Bolsonaro iludiu mercado financeiro e empresariado descontente com Dilma
“Bolsonaro iludiu boa parte do mercado financeiro e do empresariado que estava desconsente com o governo Dilma”.
Para Giannetti, os poucos avanços no país foram a Reforma da Previdência, que já estava encaminhada e teve protagonismo do Congresso, e os marcos regulatórios de saneamento, ferrovias e portuário. “A área da infraestrutura é uma das poucas onde alguma coisa boa aconteceu”.
“O Banco Central independente também foi um avanço, o que nos diferencia da Argentina e da Turquia”, afirmou.
“O que não me conformo é com a Reforma Tributária. Eles nunca apresentaram uma proposta, abandonaram a proposta que já estava no Congresso, inventaram essa maluquice de voltar com a CPMF, não fizeram nada”.
A proposta de reforma do Imposto de Renda também acabou abandonada, lembra ele. E a reforma administrativa se perdeu. “Mas o pior e com mais potencial de dano é o desmonte das instituições fiscais construídas a duras penas pelo Brasil”, afirma.
Filósofo e economista é candidato a uma vaga na Academia Brasileira de Letras
Giannetti é candidato a uma vaga na Academia Brasileira de Letras (ABL). “A algum tempo em fui sondado se estaria disposto a participar. Inicialmente achei que era prematuro, mas quando vieram de novo eu me senti apto e disposto a participar”, disse.

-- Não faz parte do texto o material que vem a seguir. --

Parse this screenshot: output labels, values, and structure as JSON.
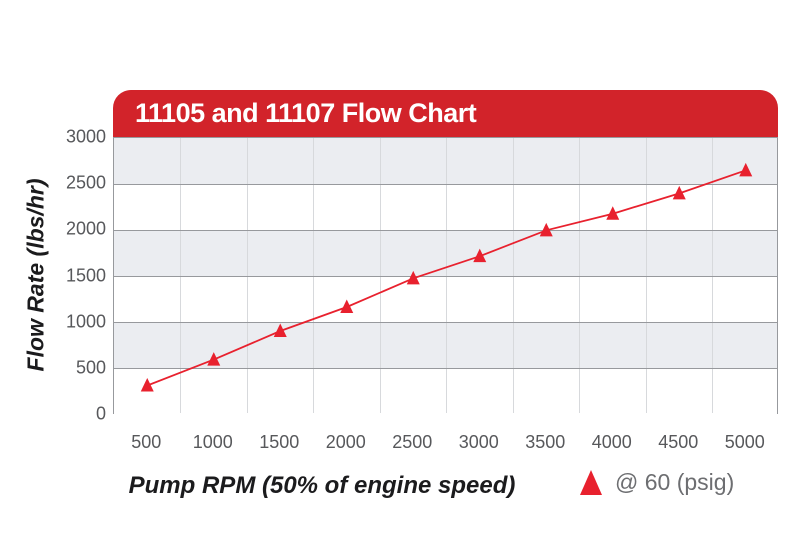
{
  "header": {
    "title": "11105 and 11107 Flow Chart"
  },
  "chart_data": {
    "type": "line",
    "title": "11105 and 11107 Flow Chart",
    "xlabel": "Pump RPM (50% of engine speed)",
    "ylabel": "Flow Rate (lbs/hr)",
    "categories": [
      500,
      1000,
      1500,
      2000,
      2500,
      3000,
      3500,
      4000,
      4500,
      5000
    ],
    "series": [
      {
        "name": "@ 60 (psig)",
        "marker": "triangle-up",
        "color": "#e8212e",
        "values": [
          320,
          600,
          910,
          1170,
          1480,
          1720,
          2000,
          2180,
          2400,
          2650
        ]
      }
    ],
    "ylim": [
      0,
      3000
    ],
    "yticks": [
      0,
      500,
      1000,
      1500,
      2000,
      2500,
      3000
    ],
    "grid": {
      "horizontal": true,
      "vertical": true,
      "alternating_bands": true
    },
    "legend": {
      "position": "bottom-right",
      "label": "@ 60 (psig)"
    }
  },
  "colors": {
    "banner_bg": "#d2232a",
    "banner_text": "#ffffff",
    "line": "#e8212e",
    "marker": "#e8212e",
    "band_gray": "#ebedf1",
    "band_white": "#ffffff",
    "h_gridline": "#97999d",
    "v_gridline": "#d7d9dc",
    "tick_label": "#57585b",
    "axis_title": "#1b1b1d",
    "legend_text": "#6d6e71"
  }
}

“Estou interessado neste momento porque eu sempre fui identificado como economista, mas a minha atividade principal e criativa de trabalho é a filosofia. Já escrevi mais de dez livros e pretendo no momento direcionar mais a minha atividade para a filosofia e literatura. Por isso acho que faz sentido pertencer a uma organização tão prestigiada como a ABL”.
Ele revelou que está escrevendo um novo livro sobre filosofia, “talvez o mais filosófico e reflexivo que já escrevi”.